Down in the Glen: the CPR Station at Glen Major
Conrad Boyce
A fascinating village, now largely vanished, once thrived down in the southeast corner of Uxbridge township. The only visible vestige of that old village is the United Church, built as a Methodist congregation in 1873. But thanks greatly to the research done by local writer Jonathan Corbett, who moved to the area in 1982, a lot of the fascinating stories of the old Glen Major survive. Here is the story of the railway station that once served the community.
Three members of the Glen Major Angling Club wait on the station platform, 1916. Pickering Township Historical Society/Pickering Public Library, HS-Bal008
Glen Major began as a mill town in the 1850s; there were two sawmills and a grist mill (grinding grain into flour) that took advantage of the ample flow down East Duffins Creek. About three miles south of the main village, in what is now Pickering, the Grand Trunk Railway built a busy line along the base of the Oak Ridges Moraine to Peterborough. It brought supplies to the village, and took flour and lumber away, but there was no station for the first quarter century. It wasn’t until the Canadian Pacific Railway bought the line in the late 1870s that all that changed.
In 1881, the CPR built a little station just southeast of the junction of the tracks and the road (the Seventh Concession in Uxbridge, Sideline 4 in Pickering). It was certainly not on the grand scale of Uxbridge’s lovely “witch’s hat” station. It was just a small rectangular wooden shed, about 15 x 30 ft., that provided shelter for passengers. In a photo taken in the 1940s, one can see a bridge crossing the tracks just east of the station. That’s not for cars or wagons, or even a foot bridge. Because the same farmer owned pasture on both sides of the tracks, the railway had to build the overpass to allow his cows safe passage. Long after the station vanished, the bridge remained, until the 1990s when the pasture ownership situation changed, and it could be torn down.
Until the station was built, Glen Major had a simple economy built around the mills.
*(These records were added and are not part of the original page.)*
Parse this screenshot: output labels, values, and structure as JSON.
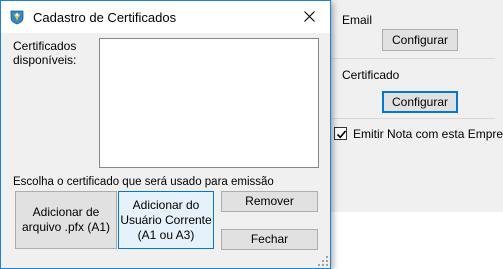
{
  "background": {
    "email_label": "Email",
    "email_button": "Configurar",
    "certificado_label": "Certificado",
    "certificado_button": "Configurar",
    "emitir_label": "Emitir Nota com esta Empresa",
    "emitir_checked": true
  },
  "dialog": {
    "title": "Cadastro de Certificados",
    "available_label_line1": "Certificados",
    "available_label_line2": "disponíveis:",
    "choose_label": "Escolha o certificado que será usado para emissão",
    "buttons": {
      "add_file_line1": "Adicionar de",
      "add_file_line2": "arquivo .pfx (A1)",
      "add_user_line1": "Adicionar do",
      "add_user_line2": "Usuário Corrente",
      "add_user_line3": "(A1 ou A3)",
      "remove": "Remover",
      "close": "Fechar"
    }
  },
  "colors": {
    "accent": "#0078d7",
    "window_bg": "#f0f0f0",
    "button_bg": "#e1e1e1"
  }
}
The station meant that local dairy farmers could more easily send their milk to the city. And now, with the ability to drop off passengers from the city, tourism arrived. Those visitors were primarily interested in downhill skiing, at the Toronto Ski Club (later Skyloft) just north of the village. There was a similar tourism-focussed station just a bit farther east at Dagmar. Wagons would greet the visitors at the station, take them to get settled at one of two hotels in the village, then transport them and their skis to the hills.
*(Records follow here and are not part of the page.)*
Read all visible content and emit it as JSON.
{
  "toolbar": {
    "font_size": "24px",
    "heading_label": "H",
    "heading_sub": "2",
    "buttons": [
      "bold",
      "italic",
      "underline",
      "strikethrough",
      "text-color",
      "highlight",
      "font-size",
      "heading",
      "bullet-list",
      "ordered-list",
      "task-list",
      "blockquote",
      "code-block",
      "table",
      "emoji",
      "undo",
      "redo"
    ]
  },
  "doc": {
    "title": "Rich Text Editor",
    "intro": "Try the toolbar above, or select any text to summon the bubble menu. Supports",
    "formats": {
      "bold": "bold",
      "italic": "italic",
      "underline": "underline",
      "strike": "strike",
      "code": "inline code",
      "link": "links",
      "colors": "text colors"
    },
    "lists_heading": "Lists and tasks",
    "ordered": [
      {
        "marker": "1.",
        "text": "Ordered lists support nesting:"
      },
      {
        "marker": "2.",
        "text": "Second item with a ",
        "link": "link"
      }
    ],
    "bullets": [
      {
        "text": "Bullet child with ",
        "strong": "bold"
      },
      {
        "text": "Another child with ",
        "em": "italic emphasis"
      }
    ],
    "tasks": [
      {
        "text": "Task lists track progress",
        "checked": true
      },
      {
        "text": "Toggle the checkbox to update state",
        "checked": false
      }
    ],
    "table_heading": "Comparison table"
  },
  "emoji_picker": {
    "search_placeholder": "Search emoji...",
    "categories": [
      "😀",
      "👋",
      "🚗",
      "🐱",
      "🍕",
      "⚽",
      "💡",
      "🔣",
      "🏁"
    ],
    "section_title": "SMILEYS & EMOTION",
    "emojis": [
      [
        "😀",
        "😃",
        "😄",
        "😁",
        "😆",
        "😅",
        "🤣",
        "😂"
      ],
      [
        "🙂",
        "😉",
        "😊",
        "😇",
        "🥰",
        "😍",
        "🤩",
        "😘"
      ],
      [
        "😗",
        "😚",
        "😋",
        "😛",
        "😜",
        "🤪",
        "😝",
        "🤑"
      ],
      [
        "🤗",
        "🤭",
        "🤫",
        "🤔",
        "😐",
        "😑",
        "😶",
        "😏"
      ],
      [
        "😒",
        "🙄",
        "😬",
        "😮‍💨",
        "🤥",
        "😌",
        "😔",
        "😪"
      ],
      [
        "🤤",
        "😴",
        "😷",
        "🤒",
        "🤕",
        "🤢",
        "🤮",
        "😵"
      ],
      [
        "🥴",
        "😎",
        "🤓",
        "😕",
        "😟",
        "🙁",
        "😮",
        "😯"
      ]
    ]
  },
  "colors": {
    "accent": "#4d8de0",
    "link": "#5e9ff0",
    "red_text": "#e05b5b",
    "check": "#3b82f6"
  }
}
For the first while, the tourist traffic was seasonal. But within a decade, the mills had closed, and the ponds, created by dams on East Duffins, remained, so a number of well-heeled visitors soon found a reason to come to the village in the summer as well. The Glen Major Angling Club was founded in 1895, and still thrives today.
With the dwindling of the village, and the improvement of the roads, passenger traffic on the railway eventually diminished to the point where the station was no longer necessary. It was sold in the late 1950s, and moved first to Claremont, then to Tottenham, where it’s part of the South Simcoe historical railway facility. The railbed was cleaned up to the point where not even the station’s foundations can be distinguished. The Glen’s traditional southern boundary, like much of the village itself, vanished without a trace.